MAHKEMESİ :Kadastro Mahkemesi
Taraflar arasındaki davanın yapılan duruşması sonunda kurulan hükmün Yargıtayca incelenmesi davacı ... ve davalı ... tarafından istenilmekle, süresinde olduğu anlaşılan temyiz dilekçesinin kabulüne karar verildikten sonra dosya incelendi, gereği düşünüldü:
K A R A R
Davacı ..., 02.10.2013 tarihli dilekçe ile; adi yazılı satış senedi ve kazandırıcı zamanaşımı zilyetliğine dayanarak ... ilçesi, ... köyü 101 ada 1 sayılı orman parselinin dava dilekçesinde sınırlarını belirttiği bölümünün orman niteliğini kaybettiğini ileri sürerek, anılan yerin orman sınırları dışına çıkarılarak adına tapuya tescil edilmesi istemiyle dava açmıştır. Mahkemece; dava edilen yerin halen tahdit içinde bulunduğu, eğiminin çok yüksek olduğu, üzerinde kendiliğinden yetişen yabani ağaçların bulunduğu, tarıma elverişli olmadığı, 1981 yılından önce orman niteliğini yitirmediği gerekçesiyle davanın reddine karar verilmiş, hüküm davacı tarafından esas yönünden, davalı ... tarafından ise vekâlet ücretine yönelik olarak temyiz edilmiştir. Dava, bir aylık süre içinde açılan orman tahdidi içinde kalan taşınmazda 2/B madde uygulaması yapılması isteğine ilişkindir.

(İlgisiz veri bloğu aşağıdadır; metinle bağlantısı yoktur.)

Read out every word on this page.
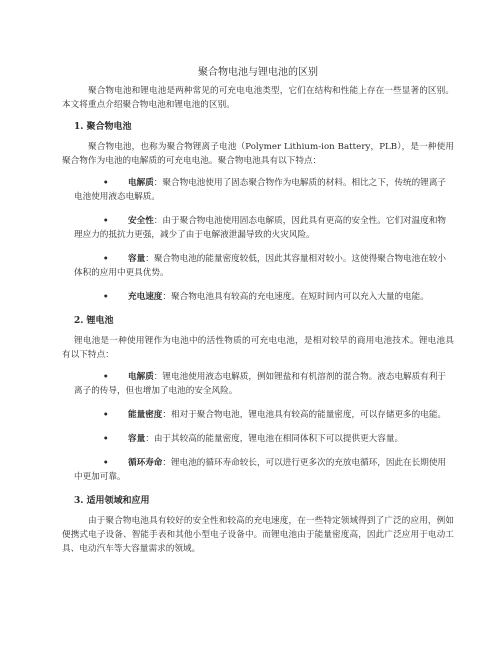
聚合物电池与锂电池的区别

聚合物电池和锂电池是两种常见的可充电电池类型，它们在结构和性能上存在一些显著的区别。本文将重点介绍聚合物电池和锂电池的区别。

1. 聚合物电池

聚合物电池，也称为聚合物锂离子电池（Polymer Lithium-ion Battery，PLB），是一种使用聚合物作为电池的电解质的可充电电池。聚合物电池具有以下特点：

• 电解质：聚合物电池使用了固态聚合物作为电解质的材料。相比之下，传统的锂离子电池使用液态电解质。
• 安全性：由于聚合物电池使用固态电解质，因此具有更高的安全性。它们对温度和物理应力的抵抗力更强，减少了由于电解液泄漏导致的火灾风险。
• 容量：聚合物电池的能量密度较低，因此其容量相对较小。这使得聚合物电池在较小体积的应用中更具优势。
• 充电速度：聚合物电池具有较高的充电速度。在短时间内可以充入大量的电能。
2. 锂电池

锂电池是一种使用锂作为电池中的活性物质的可充电电池，是相对较早的商用电池技术。锂电池具有以下特点：

• 电解质：锂电池使用液态电解质，例如锂盐和有机溶剂的混合物。液态电解质有利于离子的传导，但也增加了电池的安全风险。
• 能量密度：相对于聚合物电池，锂电池具有较高的能量密度，可以存储更多的电能。
• 容量：由于其较高的能量密度，锂电池在相同体积下可以提供更大容量。
• 循环寿命：锂电池的循环寿命较长，可以进行更多次的充放电循环，因此在长期使用中更加可靠。
3. 适用领域和应用

由于聚合物电池具有较好的安全性和较高的充电速度，在一些特定领域得到了广泛的应用，例如便携式电子设备、智能手表和其他小型电子设备中。而锂电池由于能量密度高，因此广泛应用于电动工具、电动汽车等大容量需求的领域。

Çekişmeli taşınmazın bulunduğu yörede 2006 yılında 3402 sayılı Kanunun 5304 sayılı Kanun ile değişik 4. maddesi uyarınca yapılan ... ile 05.09.2013 tarihinde ilân edilerek eldeki dava sebebiyle kesinleşmeyen sınırlama dışı kalmış ormanların kadastrosu, tüm ormanlarda aplikasyon ve 2/B madde uygulaması vardır. İncelenen dosya kapsamına, kararın dayandığı gerekçeye, uzman orman ve fen bilirkişileri tarafından orman tahdit haritasına, eski tarihli memleket haritası ve hava fotoğraflarına dayalı olarak yöntemine uygun biçimde yapılan uygulama ve araştırmada, çekişmeli taşınmazın orman sayılan yerlerden olduğu, 2006 yılında yapılan orman tahdidi içinde kaldığı, daha sonra yapılan orman rejimi dışına çıkarma çalışmalarında da 2/B madde uygulamasına konu edilmediği anlaşıldığına, davacının tahdit içinde kalan taşınmaza yönelik orman rejimi dışına çıkarılması isteğiyle idareyi zorlayıcı nitelikte dava açamayacağına, orman sayılan yerlerin kazandırıcı zamanaşımı zilyetliği yoluyla da edinilemeyeceğine, 3402 sayılı Kanunun 31/3. maddesi gözetilerek yazılı biçimde hüküm kurulmasında bir isabetsizlik bulunmadığına göre, yerinde görülmeyen temyiz itirazlarının reddi ile usûl ve kanuna uygun olan hükmün ONANMASINA, aşağıda yazılı onama harcının temyiz edenlere ayrı ayrı yükletilmesine 26/05/2015 günü oy birliği ile karar verildi.